Meet Robert Hill (1699-1777), the itinerant tailor from Herefordshire, who in his teens and with only seven weeks’ of schooling under his belt taught himself to read Latin with the aid of an incomplete Latin grammar and three-quarters of a Littleton’s dictionary.
John Lemprière‘s Universal Biography of Eminent Persons in all Ages and Countries (1808) lists him as “a man remarkable for his perseverance and talent in learning many languages from books alone, and that under every disadvantage of laborious occupation… and extreme poverty.”
Hill first wanted to learn Latin so as to read the Latin inscriptions in his church. In 1717, his studies were interrupted by an invasion of small-pox in Buckingham, where he was living as bound apprentice to his father-in-law, a tailor. To avoid catching the disease, Hill was sent to Tring, where he was employed by his uncle as a shepherd. Hill loved the job because he could “lye under a hedge and read all day long”, when he was used to having to read secretly by candle at night time.
In 1719 he returned to Buckingham and his beloved Latin Grammar, beginning anew with his studies. The lack of a complete dictionary was an understandable stumbling block for Hill, but one which the industrious tailor cleverly overcame by running errands for the boys at the local free-school in exchange for their giving him the English translation of the Latin words he could not figure out from the rules in his grammar.

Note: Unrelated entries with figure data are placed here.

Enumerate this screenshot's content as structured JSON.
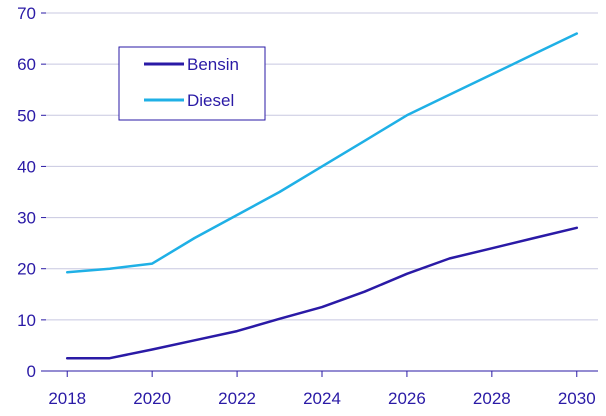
{
  "chart_data": {
    "type": "line",
    "title": "",
    "xlabel": "",
    "ylabel": "",
    "x": [
      2018,
      2019,
      2020,
      2021,
      2022,
      2023,
      2024,
      2025,
      2026,
      2027,
      2028,
      2029,
      2030
    ],
    "x_ticks": [
      "2018",
      "2020",
      "2022",
      "2024",
      "2026",
      "2028",
      "2030"
    ],
    "y_ticks": [
      "0",
      "10",
      "20",
      "30",
      "40",
      "50",
      "60",
      "70"
    ],
    "xlim": [
      2017.5,
      2030.5
    ],
    "ylim": [
      0,
      70
    ],
    "grid": "horizontal",
    "legend_position": "top-left",
    "series": [
      {
        "name": "Bensin",
        "color": "#2a1aa6",
        "values": [
          2.5,
          2.5,
          4.2,
          6.0,
          7.8,
          10.2,
          12.5,
          15.5,
          19.0,
          22.0,
          24.0,
          26.0,
          28.0
        ]
      },
      {
        "name": "Diesel",
        "color": "#1fb0e6",
        "values": [
          19.3,
          20.0,
          21.0,
          26.0,
          30.5,
          35.0,
          40.0,
          45.0,
          50.0,
          54.0,
          58.0,
          62.0,
          66.0
        ]
      }
    ],
    "colors": {
      "axis": "#2a1aa6",
      "grid": "#c8c8e0",
      "text": "#2a1aa6"
    }
  }
}
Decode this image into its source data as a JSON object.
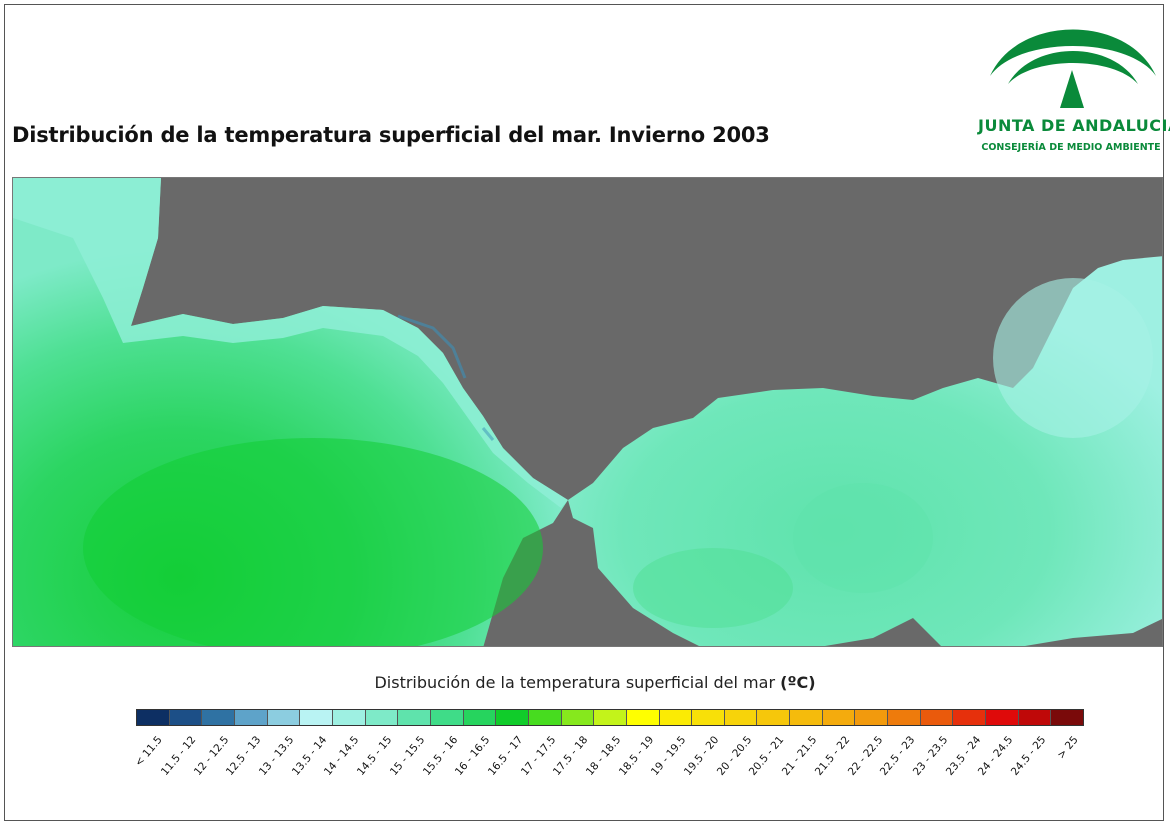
{
  "title": "Distribución de la temperatura superficial del mar. Invierno 2003",
  "logo": {
    "name": "JUNTA DE ANDALUCIA",
    "subtitle": "CONSEJERÍA DE MEDIO AMBIENTE",
    "color": "#0a8a3a"
  },
  "map": {
    "land_color": "#696969",
    "note": ""
  },
  "legend": {
    "title": "Distribución de la temperatura superficial del mar",
    "unit": "(ºC)",
    "classes": [
      {
        "label": "< 11.5",
        "color": "#0d2f63"
      },
      {
        "label": "11.5 - 12",
        "color": "#1c4f87"
      },
      {
        "label": "12 - 12.5",
        "color": "#2f72a3"
      },
      {
        "label": "12.5 - 13",
        "color": "#5ea3c9"
      },
      {
        "label": "13 - 13.5",
        "color": "#8ccde0"
      },
      {
        "label": "13.5 - 14",
        "color": "#b9f3f3"
      },
      {
        "label": "14 - 14.5",
        "color": "#9ef0e2"
      },
      {
        "label": "14.5 - 15",
        "color": "#7eeac8"
      },
      {
        "label": "15 - 15.5",
        "color": "#5fe3ac"
      },
      {
        "label": "15.5 - 16",
        "color": "#3fdc88"
      },
      {
        "label": "16 - 16.5",
        "color": "#26d45e"
      },
      {
        "label": "16.5 - 17",
        "color": "#10cc2a"
      },
      {
        "label": "17 - 17.5",
        "color": "#47dc1f"
      },
      {
        "label": "17.5 - 18",
        "color": "#86e81d"
      },
      {
        "label": "18 - 18.5",
        "color": "#c3f31a"
      },
      {
        "label": "18.5 - 19",
        "color": "#ffff00"
      },
      {
        "label": "19 - 19.5",
        "color": "#fbeb04"
      },
      {
        "label": "19.5 - 20",
        "color": "#f8e008"
      },
      {
        "label": "20 - 20.5",
        "color": "#f7d30a"
      },
      {
        "label": "20.5 - 21",
        "color": "#f6c70b"
      },
      {
        "label": "21 - 21.5",
        "color": "#f5bb0c"
      },
      {
        "label": "21.5 - 22",
        "color": "#f4ab0d"
      },
      {
        "label": "22 - 22.5",
        "color": "#f29a0d"
      },
      {
        "label": "22.5 - 23",
        "color": "#ee7b0c"
      },
      {
        "label": "23 - 23.5",
        "color": "#ea5a0c"
      },
      {
        "label": "23.5 - 24",
        "color": "#e6300c"
      },
      {
        "label": "24 - 24.5",
        "color": "#df0a0a"
      },
      {
        "label": "24.5 - 25",
        "color": "#bf0808"
      },
      {
        "label": "> 25",
        "color": "#7a0a0a"
      }
    ]
  }
}
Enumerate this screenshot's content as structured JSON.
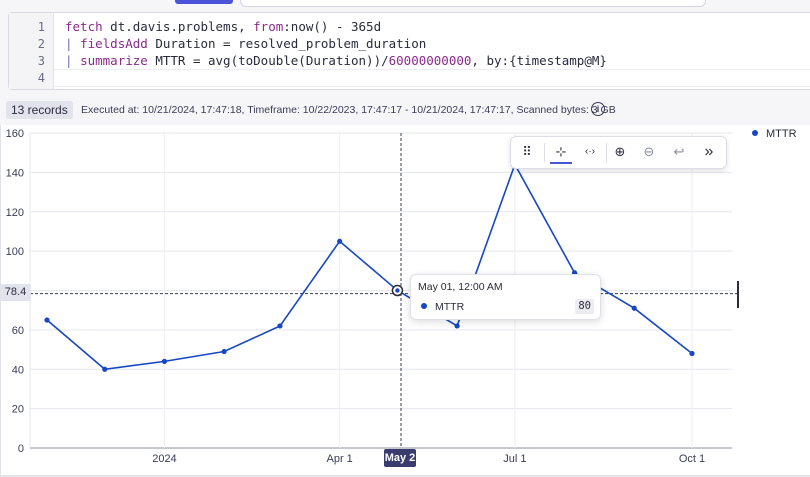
{
  "editor": {
    "lines": [
      {
        "num": "1"
      },
      {
        "num": "2"
      },
      {
        "num": "3"
      },
      {
        "num": "4"
      }
    ],
    "code": {
      "l1_cmd": "fetch",
      "l1_rest": " dt.davis.problems, ",
      "l1_from": "from",
      "l1_tail": ":now() - 365d",
      "l2_pipe": "| ",
      "l2_kw": "fieldsAdd",
      "l2_rest": " Duration = resolved_problem_duration",
      "l3_pipe": "| ",
      "l3_kw": "summarize",
      "l3_rest": " MTTR = avg(toDouble(Duration))/",
      "l3_num": "60000000000",
      "l3_by": ", by:",
      "l3_tail": "{timestamp@M}"
    }
  },
  "status": {
    "records": "13 records",
    "executed": "Executed at: 10/21/2024, 17:47:18, Timeframe: 10/22/2023, 17:47:17 - 10/21/2024, 17:47:17, Scanned bytes: 3 GB",
    "info_icon": "info-icon"
  },
  "toolbar": {
    "icons": [
      "drag-handle-icon",
      "select-zoom-icon",
      "pan-icon",
      "zoom-in-icon",
      "zoom-out-icon",
      "undo-zoom-icon",
      "expand-icon"
    ],
    "glyphs": [
      "⠿",
      "⊹",
      "‹·›",
      "⊕",
      "⊖",
      "↩",
      "»"
    ]
  },
  "legend": {
    "series_name": "MTTR",
    "color": "#1747c4"
  },
  "crosshair": {
    "y_value": "78.4",
    "x_label": "May 2"
  },
  "tooltip": {
    "title": "May 01, 12:00 AM",
    "series": "MTTR",
    "value": "80"
  },
  "chart_data": {
    "type": "line",
    "title": "",
    "xlabel": "",
    "ylabel": "",
    "ylim": [
      0,
      160
    ],
    "yticks": [
      0,
      20,
      40,
      60,
      80,
      100,
      120,
      140,
      160
    ],
    "xticks": [
      {
        "label": "2024",
        "date": "2024-01-01"
      },
      {
        "label": "Apr 1",
        "date": "2024-04-01"
      },
      {
        "label": "Jul 1",
        "date": "2024-07-01"
      },
      {
        "label": "Oct 1",
        "date": "2024-10-01"
      }
    ],
    "xlim": [
      "2023-10-22",
      "2024-10-21"
    ],
    "grid": true,
    "legend_position": "top-right",
    "series": [
      {
        "name": "MTTR",
        "color": "#1747c4",
        "points": [
          {
            "x": "2023-11-01",
            "y": 65
          },
          {
            "x": "2023-12-01",
            "y": 40
          },
          {
            "x": "2024-01-01",
            "y": 44
          },
          {
            "x": "2024-02-01",
            "y": 49
          },
          {
            "x": "2024-03-01",
            "y": 62
          },
          {
            "x": "2024-04-01",
            "y": 105
          },
          {
            "x": "2024-05-01",
            "y": 80
          },
          {
            "x": "2024-06-01",
            "y": 62
          },
          {
            "x": "2024-07-01",
            "y": 144
          },
          {
            "x": "2024-08-01",
            "y": 89
          },
          {
            "x": "2024-09-01",
            "y": 71
          },
          {
            "x": "2024-10-01",
            "y": 48
          }
        ]
      }
    ]
  }
}
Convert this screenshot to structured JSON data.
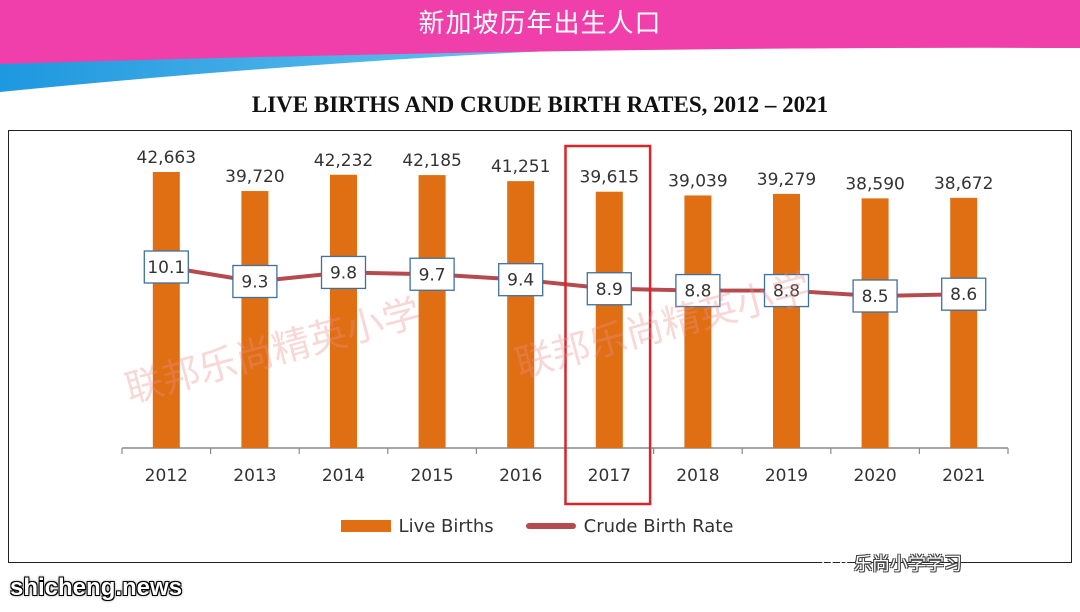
{
  "banner": {
    "title": "新加坡历年出生人口",
    "colors": {
      "primary": "#f03faa",
      "secondary": "#1e98df"
    }
  },
  "chart_data": {
    "type": "bar",
    "title": "LIVE BIRTHS AND CRUDE BIRTH RATES, 2012 – 2021",
    "categories": [
      "2012",
      "2013",
      "2014",
      "2015",
      "2016",
      "2017",
      "2018",
      "2019",
      "2020",
      "2021"
    ],
    "series": [
      {
        "name": "Live Births",
        "type": "bar",
        "color": "#e06f14",
        "values": [
          42663,
          39720,
          42232,
          42185,
          41251,
          39615,
          39039,
          39279,
          38590,
          38672
        ],
        "labels": [
          "42,663",
          "39,720",
          "42,232",
          "42,185",
          "41,251",
          "39,615",
          "39,039",
          "39,279",
          "38,590",
          "38,672"
        ]
      },
      {
        "name": "Crude Birth Rate",
        "type": "line",
        "color": "#b54a4f",
        "values": [
          10.1,
          9.3,
          9.8,
          9.7,
          9.4,
          8.9,
          8.8,
          8.8,
          8.5,
          8.6
        ],
        "labels": [
          "10.1",
          "9.3",
          "9.8",
          "9.7",
          "9.4",
          "8.9",
          "8.8",
          "8.8",
          "8.5",
          "8.6"
        ]
      }
    ],
    "ylim": [
      0,
      45000
    ],
    "highlight": {
      "category": "2017",
      "color": "#d9252a"
    },
    "legend": {
      "position": "bottom"
    },
    "grid": false
  },
  "watermarks": [
    "联邦乐尚精英小学",
    "联邦乐尚精英小学"
  ],
  "footer": {
    "source": "shicheng.news",
    "account": "乐尚小学学习",
    "account_icon": "wechat-icon"
  }
}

When he had saved up enough money on his tiny apprentice’s wage, he bought himself a Bezay’s Latin Testament to read. He was also bequeathed a copy of Caesar’s Commentaries. When he had served his time as apprentice and married his first wife, Hill was presented an edition of Horace’s poems and a Greek Testament by a local gentleman. This gift turned him onto learning Greek, in which task he was assisted by a young gentleman from Buckingham. In return Hill taught him to fish. A fair trade indeed.
In 1724 to supplement his tailor’s income and thus provide for his expanding family, he set up a school for the three Rs (reading, writing and arithmetic). After the death of his first wife and the intolerable debt built up by the extravagances of his second, he closed the school and took to the road as an itinerant mender of clothes and stays. In this impoverished occupation and at the age of thirty-four he embarked on the study of Hebrew, which – compared to Latin and Greek – he said he found perfectly easy.
Joseph Spence, who travelled to meet Hill, reported that the learned tailor was “a vast admirer of St Jerome; thinks him as fine a writer as Cicero; and that no body ever could excel him in eloquence.” In Spence’s A Parallel; in the manner of Plutarch: between a most celebrated man of Florence [Magliabechi], and one, scarce ever heard of, in England he reported that:“[Hill] had a Horace, and the Epistles of Ovid, among his books very early: but among them all, his chief acquaintance have been Homer, Virgil and Ogilby; and yet as to Homer, he had gone no farther than his Iliad (1758); which he had read over many time. The first day after he came to me, he desired to see the Odyssey; which I put into his hands, both in the original, and in Mr Pope’s translation. He was charmed with them both; but said: “He did not know how it was, but that it read finer to him in the latter, than in Homer himself.”